US Vice President JD Vance has been more full-throated in his attacks on Israeli critics. Asked on Thursday about reports that Netanyahu was fuming over the MoU, Vance said Trump “is the only head of state in the entire world who is sympathetic to the nation of Israel at this moment in time”, referencing the global condemnation of Israel’s genocidal war on Gaza and attacks upon its neighbours.
“If I was in the cabinet of the Israeli government, I might not be attacking the only powerful ally that I have anywhere left in the entire world,” he added.
Political analyst Ori Goldberg described the situation as not a spat but a “rift”.
“The criticism of Israel coming from US leaders hasn’t arisen because they’ve suddenly gained any great insight, it’s because the facts have become unavoidable,” he said. “Everything they’re saying is correct. These are truth bombs. Israel did pull them into a war and Netanyahu did manipulate Trump.”
Matters only appear to be growing more grave.

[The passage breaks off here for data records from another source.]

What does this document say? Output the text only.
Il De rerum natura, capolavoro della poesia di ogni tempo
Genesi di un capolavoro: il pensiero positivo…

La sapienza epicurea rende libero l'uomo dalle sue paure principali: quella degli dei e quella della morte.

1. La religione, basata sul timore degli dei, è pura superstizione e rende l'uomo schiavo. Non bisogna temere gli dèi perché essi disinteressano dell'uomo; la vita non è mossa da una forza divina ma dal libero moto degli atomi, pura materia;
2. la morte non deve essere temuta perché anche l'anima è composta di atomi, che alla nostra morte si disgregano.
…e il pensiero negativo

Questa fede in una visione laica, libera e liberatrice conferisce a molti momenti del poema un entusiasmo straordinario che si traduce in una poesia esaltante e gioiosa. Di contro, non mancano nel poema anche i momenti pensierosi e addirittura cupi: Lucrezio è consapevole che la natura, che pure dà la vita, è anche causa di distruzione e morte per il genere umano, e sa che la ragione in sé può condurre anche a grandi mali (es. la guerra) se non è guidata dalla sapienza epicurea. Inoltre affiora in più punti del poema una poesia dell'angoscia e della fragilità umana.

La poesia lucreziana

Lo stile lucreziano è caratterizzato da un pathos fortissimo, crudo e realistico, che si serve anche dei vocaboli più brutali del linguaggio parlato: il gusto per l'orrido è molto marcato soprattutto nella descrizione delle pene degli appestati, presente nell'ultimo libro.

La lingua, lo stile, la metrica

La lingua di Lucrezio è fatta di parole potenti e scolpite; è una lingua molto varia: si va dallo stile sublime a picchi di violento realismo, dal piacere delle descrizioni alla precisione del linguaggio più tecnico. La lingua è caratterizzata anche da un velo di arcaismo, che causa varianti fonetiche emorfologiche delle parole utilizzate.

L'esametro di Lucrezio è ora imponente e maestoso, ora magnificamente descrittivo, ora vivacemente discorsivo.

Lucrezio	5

On Saturday, Israel’s continued attacks on Lebanon led to Iran once more closing the Strait of Hormuz, the economic gateway where closure previously was credited by many with bringing Trump to the negotiating table.
“Two things are going on here, and each one is a mirror of the other,” said Alon Pinkas, a former Israeli ambassador and consul general in New York.
“On the one hand, you have all the Trump cultists desperately searching for someone external to blame for luring their great leader into such an intractable war, and seizing upon Netanyahu.
“On the other hand, you have all the Netanyahu followers. They’re also faced with a war in Lebanon they can’t get out of and a US agreement with what they’re being told again and again is a far more powerful Iran than that which agreed to a better deal under Obama,” added Pinkas.
“Ultimately, it’s a bad agreement because it was a bad war,” he continued. “One always follows the other.”